On n’a pas encore tous les éléments ayant conduit le président Thomas Boni Yayi à choisir vendredi comme son Premier ministre Lionel Zinsou. D’autant que nous ne sommes pas dans les rouages de l’Etat béninois. Néanmoins, on peut subodorer que s’il a mis ce dernier à ces fonctions prestigieuses, c’est que cet homme possède les aptitudes et les compétences qui vont avec. Car Lionel Zinsou n’est pas n’importe qui.

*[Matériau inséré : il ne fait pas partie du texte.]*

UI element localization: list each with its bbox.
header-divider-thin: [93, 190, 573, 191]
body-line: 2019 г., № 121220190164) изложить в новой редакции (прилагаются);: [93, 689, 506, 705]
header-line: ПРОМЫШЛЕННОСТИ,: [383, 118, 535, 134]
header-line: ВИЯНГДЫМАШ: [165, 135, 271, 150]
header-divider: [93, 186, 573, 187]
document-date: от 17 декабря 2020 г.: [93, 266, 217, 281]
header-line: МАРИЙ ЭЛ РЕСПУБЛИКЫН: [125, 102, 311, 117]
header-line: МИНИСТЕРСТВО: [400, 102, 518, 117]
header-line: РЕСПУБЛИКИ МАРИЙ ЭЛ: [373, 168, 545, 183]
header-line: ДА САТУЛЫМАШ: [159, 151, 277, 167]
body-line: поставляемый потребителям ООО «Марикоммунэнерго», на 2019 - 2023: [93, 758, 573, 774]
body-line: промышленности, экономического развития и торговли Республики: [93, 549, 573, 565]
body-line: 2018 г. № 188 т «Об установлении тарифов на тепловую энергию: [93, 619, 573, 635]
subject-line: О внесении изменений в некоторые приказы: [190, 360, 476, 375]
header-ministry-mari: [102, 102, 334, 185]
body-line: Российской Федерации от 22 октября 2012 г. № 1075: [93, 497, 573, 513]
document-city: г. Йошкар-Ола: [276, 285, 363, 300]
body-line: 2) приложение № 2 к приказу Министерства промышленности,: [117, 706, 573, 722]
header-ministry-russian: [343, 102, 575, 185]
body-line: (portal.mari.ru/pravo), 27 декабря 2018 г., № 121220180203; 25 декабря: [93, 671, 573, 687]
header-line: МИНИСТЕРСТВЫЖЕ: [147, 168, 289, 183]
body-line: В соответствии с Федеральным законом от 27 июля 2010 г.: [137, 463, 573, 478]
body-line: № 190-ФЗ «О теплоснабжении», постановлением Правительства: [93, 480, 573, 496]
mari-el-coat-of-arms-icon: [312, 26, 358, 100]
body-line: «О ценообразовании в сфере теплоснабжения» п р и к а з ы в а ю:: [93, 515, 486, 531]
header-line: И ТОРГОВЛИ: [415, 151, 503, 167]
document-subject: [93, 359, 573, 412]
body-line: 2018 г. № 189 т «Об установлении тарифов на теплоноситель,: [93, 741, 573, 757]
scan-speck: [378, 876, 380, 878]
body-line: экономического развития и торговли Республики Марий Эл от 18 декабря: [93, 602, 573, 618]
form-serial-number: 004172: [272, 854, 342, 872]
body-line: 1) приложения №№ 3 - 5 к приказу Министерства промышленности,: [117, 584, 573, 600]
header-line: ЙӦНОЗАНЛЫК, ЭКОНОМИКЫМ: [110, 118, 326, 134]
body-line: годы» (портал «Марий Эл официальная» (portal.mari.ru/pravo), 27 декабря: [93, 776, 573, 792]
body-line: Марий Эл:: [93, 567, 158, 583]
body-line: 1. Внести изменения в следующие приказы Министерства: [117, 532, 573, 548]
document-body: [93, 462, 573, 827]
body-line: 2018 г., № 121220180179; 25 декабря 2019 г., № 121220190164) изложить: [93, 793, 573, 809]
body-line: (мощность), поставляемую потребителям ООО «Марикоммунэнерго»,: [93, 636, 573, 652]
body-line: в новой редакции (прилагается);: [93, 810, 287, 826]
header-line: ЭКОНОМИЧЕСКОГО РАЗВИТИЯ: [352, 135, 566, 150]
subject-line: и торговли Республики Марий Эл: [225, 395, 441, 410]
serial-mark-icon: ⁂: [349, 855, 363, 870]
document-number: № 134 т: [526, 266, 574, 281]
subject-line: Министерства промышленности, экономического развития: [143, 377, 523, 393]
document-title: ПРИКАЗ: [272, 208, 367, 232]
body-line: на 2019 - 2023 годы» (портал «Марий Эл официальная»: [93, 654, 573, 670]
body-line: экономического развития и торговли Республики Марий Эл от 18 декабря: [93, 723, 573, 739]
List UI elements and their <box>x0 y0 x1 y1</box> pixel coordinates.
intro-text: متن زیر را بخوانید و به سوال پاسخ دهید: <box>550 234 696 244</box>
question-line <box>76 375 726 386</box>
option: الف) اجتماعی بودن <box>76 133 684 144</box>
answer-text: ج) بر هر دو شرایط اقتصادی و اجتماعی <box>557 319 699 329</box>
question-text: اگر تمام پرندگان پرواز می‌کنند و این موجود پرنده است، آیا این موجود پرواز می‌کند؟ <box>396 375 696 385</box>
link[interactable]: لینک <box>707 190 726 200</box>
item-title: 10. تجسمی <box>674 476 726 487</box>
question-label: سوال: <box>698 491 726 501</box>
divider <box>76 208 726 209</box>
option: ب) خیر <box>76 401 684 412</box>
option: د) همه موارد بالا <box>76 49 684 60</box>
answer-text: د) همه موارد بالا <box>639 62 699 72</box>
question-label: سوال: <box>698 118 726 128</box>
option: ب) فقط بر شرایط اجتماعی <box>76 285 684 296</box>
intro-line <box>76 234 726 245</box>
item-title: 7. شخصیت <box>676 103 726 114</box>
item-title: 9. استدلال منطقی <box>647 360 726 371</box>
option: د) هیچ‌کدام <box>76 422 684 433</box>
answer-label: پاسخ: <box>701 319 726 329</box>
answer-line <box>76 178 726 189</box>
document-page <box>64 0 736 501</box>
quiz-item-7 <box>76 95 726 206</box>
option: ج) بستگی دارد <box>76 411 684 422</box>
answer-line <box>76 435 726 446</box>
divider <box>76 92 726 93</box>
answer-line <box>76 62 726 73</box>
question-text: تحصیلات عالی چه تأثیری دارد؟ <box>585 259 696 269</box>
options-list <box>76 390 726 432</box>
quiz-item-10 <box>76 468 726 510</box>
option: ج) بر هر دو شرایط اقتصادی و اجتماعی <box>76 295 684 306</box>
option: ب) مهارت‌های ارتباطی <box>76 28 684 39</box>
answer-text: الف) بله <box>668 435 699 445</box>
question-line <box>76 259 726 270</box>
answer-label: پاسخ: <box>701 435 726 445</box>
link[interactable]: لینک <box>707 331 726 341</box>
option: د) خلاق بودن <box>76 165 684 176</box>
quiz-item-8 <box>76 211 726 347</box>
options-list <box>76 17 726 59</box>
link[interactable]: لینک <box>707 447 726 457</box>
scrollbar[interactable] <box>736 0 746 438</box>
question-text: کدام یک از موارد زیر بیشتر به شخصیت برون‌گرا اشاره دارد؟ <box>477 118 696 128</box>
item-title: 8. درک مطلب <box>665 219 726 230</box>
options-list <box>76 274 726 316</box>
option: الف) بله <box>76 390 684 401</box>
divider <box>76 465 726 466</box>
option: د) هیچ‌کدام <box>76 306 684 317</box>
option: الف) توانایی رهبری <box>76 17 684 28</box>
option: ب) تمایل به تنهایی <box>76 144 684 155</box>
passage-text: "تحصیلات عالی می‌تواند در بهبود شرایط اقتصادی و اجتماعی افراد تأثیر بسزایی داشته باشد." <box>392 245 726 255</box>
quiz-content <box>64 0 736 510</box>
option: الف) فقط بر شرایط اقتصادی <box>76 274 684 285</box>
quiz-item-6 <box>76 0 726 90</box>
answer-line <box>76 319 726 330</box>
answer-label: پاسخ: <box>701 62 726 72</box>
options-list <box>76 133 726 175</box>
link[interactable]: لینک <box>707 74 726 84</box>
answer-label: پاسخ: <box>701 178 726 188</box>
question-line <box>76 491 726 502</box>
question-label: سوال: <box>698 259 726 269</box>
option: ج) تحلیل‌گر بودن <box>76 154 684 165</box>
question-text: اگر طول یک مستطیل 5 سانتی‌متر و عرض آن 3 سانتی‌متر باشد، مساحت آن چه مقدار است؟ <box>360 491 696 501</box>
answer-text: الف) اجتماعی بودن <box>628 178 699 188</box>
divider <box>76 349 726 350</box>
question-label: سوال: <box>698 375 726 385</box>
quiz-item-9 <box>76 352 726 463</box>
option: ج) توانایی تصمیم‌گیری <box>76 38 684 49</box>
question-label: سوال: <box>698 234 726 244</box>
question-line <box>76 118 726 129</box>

C’est d’abord un businessman qui prône sur tous les toits, sur toutes les ondes, l’afro-optimisme. Ecoutez-le le temps d’une émission de radio, vous verrez autrement le continent noir. Vous ferez la découverte de ses atouts pour le futur si proche ; vous vous moquerez de ces faux prophètes qui à longueur de journée annoncent son apocalypse.

Très senghorien et ami de Laurent Fabius, Lionel Zinsou est né le 1954 à Paris. Il est le fruit d’un métissage : son père est Béninois et sa mère Française. A l’école, il se révèle brillant élève. Ce qui l’amènera à embrasser l’excellence à la française. Puisqu’il fréquentera tour à tour les bancs de Louis-le-Grand, de la rue d’Ulm, de Sciences Po. Ainsi que London School of Economics, en Grande-Bretagne.

On retiendra aussi qu’il est le papa de Marie-Cécile : cette jeune femme qui à travers la Fondation Zinsou fait un travail remarquable au Bénin en matière de diffusion de l’art. Elle incarne une nouvelle Afrique : plus volontariste, plus dynamique, plus inventive.

C’est cette fille que le père (neveu d’Emile Derlin Zinsou, ancien chef d’Etat de Dahomey) va désormais retrouver. Pour un challenge, où il sera question d’offrir à cette foule de jeunes, frappés par le chômage et sceptiques face à leur avenir, une lueur d’espoir.